Thursday, January 22, 2009

Even More Murals

Okay, this may be my last post on murals (for now).

This one is pretty striking - and practically hidden in the park underneath the Brooklyn Bridge on the Manhattan side. The site is mostly a skate park, so unlike my earlier posts, this one is not at a school, though still certainly targeted at teenagers.

Wednesday, January 21, 2009

More Murals

So, right around the corner from PS 20, and their fabulous mural, is Cascades High School, or PS 650.

You can see that the approach on this mural is a bit more adult - the portraits of the students are lifelike - but the message is still positive.

Of course, the advertisement above the school mural seems to contradict a message about staying in school:

Monday, January 19, 2009

Another great book

Lately, I've been referring to this book quite a bit for research on a project in a Mediterranean climate: The Dry Gardening Handbook: Plants and Practices for a Changing Climate

It's a terrific resource, with concise, easy-to-find information on various plants for xeriscaping. What I like best is he applies a drought tolerance key for each plant. 1 means that the plants can sustain without irrigation for 1 month, 2 for 2 months, etc.

Thursday, January 15, 2009


So, it's bitterly, bitterly cold outside.
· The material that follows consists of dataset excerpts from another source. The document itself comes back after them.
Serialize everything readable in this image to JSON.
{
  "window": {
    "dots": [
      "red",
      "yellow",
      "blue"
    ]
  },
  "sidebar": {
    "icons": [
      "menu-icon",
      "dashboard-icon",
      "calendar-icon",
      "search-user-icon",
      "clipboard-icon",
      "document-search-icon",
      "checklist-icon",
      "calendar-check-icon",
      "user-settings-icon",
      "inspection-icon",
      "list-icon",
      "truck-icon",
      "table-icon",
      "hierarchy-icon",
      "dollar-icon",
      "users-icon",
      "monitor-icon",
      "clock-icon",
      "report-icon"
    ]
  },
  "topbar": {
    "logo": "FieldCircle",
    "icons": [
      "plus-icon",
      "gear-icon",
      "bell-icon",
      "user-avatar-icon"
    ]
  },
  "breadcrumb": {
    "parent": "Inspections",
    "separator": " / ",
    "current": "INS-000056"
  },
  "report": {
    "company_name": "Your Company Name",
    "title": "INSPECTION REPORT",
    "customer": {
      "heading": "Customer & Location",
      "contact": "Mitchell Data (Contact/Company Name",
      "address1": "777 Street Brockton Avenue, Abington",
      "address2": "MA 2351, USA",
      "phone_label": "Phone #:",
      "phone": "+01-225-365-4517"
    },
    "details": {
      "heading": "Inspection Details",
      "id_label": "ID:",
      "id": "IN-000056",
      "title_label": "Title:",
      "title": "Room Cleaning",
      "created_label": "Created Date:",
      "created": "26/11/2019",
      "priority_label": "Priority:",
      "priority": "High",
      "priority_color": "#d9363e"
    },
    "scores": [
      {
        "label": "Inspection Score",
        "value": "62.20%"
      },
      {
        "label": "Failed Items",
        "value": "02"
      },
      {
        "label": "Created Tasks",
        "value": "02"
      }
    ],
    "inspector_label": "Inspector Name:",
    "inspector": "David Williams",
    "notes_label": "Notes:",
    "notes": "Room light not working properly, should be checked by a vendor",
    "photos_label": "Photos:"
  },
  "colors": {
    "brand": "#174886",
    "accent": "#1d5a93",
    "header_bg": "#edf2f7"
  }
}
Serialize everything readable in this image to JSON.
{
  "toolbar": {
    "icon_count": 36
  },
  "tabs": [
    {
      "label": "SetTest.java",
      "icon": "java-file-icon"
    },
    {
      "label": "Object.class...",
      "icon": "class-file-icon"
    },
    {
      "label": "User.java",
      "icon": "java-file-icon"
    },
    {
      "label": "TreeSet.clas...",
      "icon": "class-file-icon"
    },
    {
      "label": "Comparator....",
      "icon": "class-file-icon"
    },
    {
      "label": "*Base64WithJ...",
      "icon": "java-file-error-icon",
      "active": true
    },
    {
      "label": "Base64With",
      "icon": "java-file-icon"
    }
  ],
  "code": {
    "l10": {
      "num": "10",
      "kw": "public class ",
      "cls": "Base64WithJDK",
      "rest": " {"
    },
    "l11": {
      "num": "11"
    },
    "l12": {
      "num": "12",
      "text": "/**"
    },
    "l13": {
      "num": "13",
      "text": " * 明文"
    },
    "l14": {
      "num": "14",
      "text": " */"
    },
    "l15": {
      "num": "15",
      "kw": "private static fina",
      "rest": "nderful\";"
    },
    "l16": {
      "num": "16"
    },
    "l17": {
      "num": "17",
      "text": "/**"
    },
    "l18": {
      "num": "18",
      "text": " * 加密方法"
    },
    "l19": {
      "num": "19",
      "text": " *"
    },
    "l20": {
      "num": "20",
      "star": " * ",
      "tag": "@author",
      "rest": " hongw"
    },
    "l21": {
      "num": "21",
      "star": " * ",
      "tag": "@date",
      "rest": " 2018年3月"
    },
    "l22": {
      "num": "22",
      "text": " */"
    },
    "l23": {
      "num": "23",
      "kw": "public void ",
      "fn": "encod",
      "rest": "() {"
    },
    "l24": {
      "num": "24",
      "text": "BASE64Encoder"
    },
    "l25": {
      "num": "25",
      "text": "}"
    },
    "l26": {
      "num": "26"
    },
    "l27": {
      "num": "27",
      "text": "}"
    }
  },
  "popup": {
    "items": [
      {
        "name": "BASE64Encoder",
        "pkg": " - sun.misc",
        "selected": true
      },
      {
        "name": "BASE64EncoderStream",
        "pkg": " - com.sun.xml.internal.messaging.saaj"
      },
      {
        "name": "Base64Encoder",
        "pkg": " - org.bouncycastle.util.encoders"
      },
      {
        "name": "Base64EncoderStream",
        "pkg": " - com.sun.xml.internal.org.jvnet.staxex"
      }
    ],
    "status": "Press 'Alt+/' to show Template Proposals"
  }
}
Too cold to spend too much time wandering around, looking for spring.

Instead, I'm gonna post a few photos of murals that I really adore. This one is even botanically-themed:

This is at PS 20 in the Lower East Side. School murals really get me; they're so aspirational and positive. I was going to this school to donate some old magazines to the art department (great for collages) and the interior also had this great looking mosaic mural:

In my next post, I've got a shot of a mural at a high school, with the same positive messages taking on a form that presumably relates more to teens. That one's good, too, but the bold, almost abstract images on an elementary school's walls can't be beat.
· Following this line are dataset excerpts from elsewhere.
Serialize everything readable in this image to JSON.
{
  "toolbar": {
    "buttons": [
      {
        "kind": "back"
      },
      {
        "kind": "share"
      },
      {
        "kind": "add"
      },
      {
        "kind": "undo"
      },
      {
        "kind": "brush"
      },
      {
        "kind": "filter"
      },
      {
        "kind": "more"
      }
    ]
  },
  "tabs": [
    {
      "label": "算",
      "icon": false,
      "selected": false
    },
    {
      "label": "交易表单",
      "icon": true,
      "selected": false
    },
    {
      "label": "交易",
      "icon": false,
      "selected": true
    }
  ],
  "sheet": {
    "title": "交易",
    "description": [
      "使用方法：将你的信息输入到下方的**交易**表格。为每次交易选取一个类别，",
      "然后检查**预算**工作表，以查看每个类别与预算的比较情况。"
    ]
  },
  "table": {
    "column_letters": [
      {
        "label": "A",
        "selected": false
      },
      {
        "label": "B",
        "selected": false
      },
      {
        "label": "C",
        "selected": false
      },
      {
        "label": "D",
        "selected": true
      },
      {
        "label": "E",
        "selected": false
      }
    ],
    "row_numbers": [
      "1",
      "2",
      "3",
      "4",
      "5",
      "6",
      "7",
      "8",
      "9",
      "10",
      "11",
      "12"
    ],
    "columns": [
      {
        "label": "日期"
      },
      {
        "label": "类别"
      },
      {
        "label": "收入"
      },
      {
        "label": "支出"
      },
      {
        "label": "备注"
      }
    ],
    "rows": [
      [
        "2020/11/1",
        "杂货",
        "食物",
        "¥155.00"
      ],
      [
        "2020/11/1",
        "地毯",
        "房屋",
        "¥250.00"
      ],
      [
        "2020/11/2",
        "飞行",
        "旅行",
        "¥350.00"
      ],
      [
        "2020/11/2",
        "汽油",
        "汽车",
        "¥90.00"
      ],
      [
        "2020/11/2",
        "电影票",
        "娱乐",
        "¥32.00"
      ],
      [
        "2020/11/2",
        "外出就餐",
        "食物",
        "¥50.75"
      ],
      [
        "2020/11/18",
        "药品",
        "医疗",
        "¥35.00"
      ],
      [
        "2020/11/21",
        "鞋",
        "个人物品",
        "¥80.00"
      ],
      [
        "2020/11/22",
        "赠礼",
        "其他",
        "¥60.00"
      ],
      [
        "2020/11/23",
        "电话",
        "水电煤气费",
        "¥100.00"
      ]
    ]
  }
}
Wednesday, January 14, 2009

Arbol Tronador

The arbol tronador is, perhaps, one of my new favorite trees. The direct translation of that is 'thunder tree.' The botanical name is Hura crepitans.

I don't have a photo of the tree itself, but if you click on the link you can find some photos of it. What I do have are photos of the incredibly cool seed pods.

This plant is called thunder tree in Spanish because when the seed pod dries out enough and the seeds themselves are ready to be dispersed into the Central American forests, the pod literally explodes, sending the seeds flying. The noise it makes is loud enough that thunder tree is a fairly accurate description.

I was dubious when I was introduced to this fully intact seed pod. (Naturally, I was in Central America at the time, as bringing plants into the US is a no-no.) Dubious, but extremely hopeful that the plant would live up to its common name. I carried the seed pod with me everywhere. And then, one day while I was deep in concentration reading something, the thing went off. It made a popping noise that was so loud I yelped (okay it was more of a shriek). A seed hit my hand with surprising force. Not enough to leave a red mark or anything, but there was a shocking amount of impact.

Seeds and seed casings were everywhere. The biggest distance a seed traveled was 17' away from the seed pod, with a suspected arc of about 7' high. Absolutely amazing.

Here's a shot of the seed and the stem of the seed pod -- the pumpkin looking pod exploded into dozens of pieces, but the stem barely left its original spot.

Below are some shots of the frisbee-like discs that made the chambers for individual seeds. It's yet another amazing example of incredible plant structure.

The English common name is much less evocative than arbol tronador. It's called sandbox tree instead. This apellation is due to the fact that immature fruits were often hollowed out and filled with sand for blotting ink.

We were careful with all these seeds, as Hura crepitans is highly poisonous. If ingested, the seeds can cause 'severe gastric distress' or even death. The oils from the seeds can temporarily or even permanently blind someone.